Research

MANGO: A Benchmark for Evaluating Mapping and Navigation Abilities of Large Language Models

Peng Ding*, Jiading Fang*, Peng Li*, Kangrui Wang*, Xiaochen Zhou*, Mo Yu, Jing Li, Matthew Walter, Hongyuan MeiĀ 

Under Review (Openreview)

Large language models such as ChatGPT and GPT-4 have recently achieved astonishing performance on a variety of natural language processing tasks. In this paper, we propose MANGO, a benchmark to evaluate their capabilities to perform text-based mapping and navigation. Our benchmark includes 53 mazes taken from a suite of textgames: each maze is paired with a walkthrough that visits every location but does not cover all possible paths. The task is question-answering: for each maze, a large language model reads the walkthrough and answers hundreds of mapping and navigation questions such as "How should you go to Attic from West of House?" and "Where are we if we go north and east from Cellar?". Although these questions are easy to humans, it turns out that even GPT-4, the best-to-date language model, performs poorly at answering them. Further, our experiments suggest that a strong mapping and navigation ability would benefit large language models in performing relevant downstream tasks, such as playing textgames. Our MANGO benchmark will facilitate future research on methods that improve the mapping and navigation capabilities of language models. We host our data, source code, and evaluation program at https://anonymous_for_now.
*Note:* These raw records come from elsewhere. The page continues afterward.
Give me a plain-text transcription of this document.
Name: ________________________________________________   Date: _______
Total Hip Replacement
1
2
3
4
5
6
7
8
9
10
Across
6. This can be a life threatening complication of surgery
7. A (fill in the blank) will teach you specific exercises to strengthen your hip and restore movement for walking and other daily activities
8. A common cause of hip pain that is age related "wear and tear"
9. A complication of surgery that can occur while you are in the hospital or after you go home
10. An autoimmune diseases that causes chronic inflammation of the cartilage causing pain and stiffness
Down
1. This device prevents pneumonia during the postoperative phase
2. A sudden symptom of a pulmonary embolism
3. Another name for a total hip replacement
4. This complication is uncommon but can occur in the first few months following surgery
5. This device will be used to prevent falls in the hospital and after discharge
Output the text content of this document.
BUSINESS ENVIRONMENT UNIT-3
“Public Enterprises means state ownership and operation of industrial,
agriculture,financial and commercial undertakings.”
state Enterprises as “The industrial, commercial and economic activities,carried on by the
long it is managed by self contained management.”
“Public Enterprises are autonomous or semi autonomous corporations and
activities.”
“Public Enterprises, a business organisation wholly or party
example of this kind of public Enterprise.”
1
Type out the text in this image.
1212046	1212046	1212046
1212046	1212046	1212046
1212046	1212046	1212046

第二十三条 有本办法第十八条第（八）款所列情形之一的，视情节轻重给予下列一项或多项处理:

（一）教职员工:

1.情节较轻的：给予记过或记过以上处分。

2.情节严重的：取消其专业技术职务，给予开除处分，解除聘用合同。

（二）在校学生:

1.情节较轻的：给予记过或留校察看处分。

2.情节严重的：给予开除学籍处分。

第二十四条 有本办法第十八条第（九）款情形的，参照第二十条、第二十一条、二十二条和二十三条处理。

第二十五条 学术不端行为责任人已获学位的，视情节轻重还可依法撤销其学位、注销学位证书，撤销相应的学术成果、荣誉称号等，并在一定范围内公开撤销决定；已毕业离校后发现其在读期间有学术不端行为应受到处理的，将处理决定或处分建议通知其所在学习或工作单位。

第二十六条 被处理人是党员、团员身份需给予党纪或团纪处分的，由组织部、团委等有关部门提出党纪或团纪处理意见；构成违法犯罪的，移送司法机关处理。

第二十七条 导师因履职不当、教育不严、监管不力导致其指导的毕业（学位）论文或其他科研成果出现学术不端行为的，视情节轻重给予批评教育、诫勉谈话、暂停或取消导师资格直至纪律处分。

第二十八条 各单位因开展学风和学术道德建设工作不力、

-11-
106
Transcrib3D: 3D Referring Expression Resolution Through Large Language Models

Jiading Fang*, Xiangshan Tan*, Shengjie Lin*, Igor Vasiljevic, Vitor Campagnolo Guizilini, Hongyuan Mei, Rares Andrei Ambrus, Greg Shakhnarovich, Matthew Walter

CoRLW 2023 (Openreview)

If robots are to work effectively alongside people, they must be able to interpret natural language references to objects in their 3D environment. Understanding 3D referring expressions is challenging---it requires the ability to both parse the 3D structure of the scene as well as to correctly ground free-form language in the presence of distraction and clutter. We propose Transcribe3D, a simple yet effective approach to interpreting 3D referring expressions, which converts 3D scene geometry into a textual representation and takes advantage of the common sense reasoning capability of large language models (LLMs) to make inferences about the objects in the scene and their interactions. We experimentally demonstrate that employing LLMs in this zero-shot fashion outperforms contemporary methods. We then improve upon the zero-shot version of \acronym by performing finetuning from self-correction in order to generalize. We show preliminary results on the Referit3D dataset with state-of-the-art performance. We also show that our method enables real robots to perform pick-and-place tasks given queries that contain challenging referring expressions.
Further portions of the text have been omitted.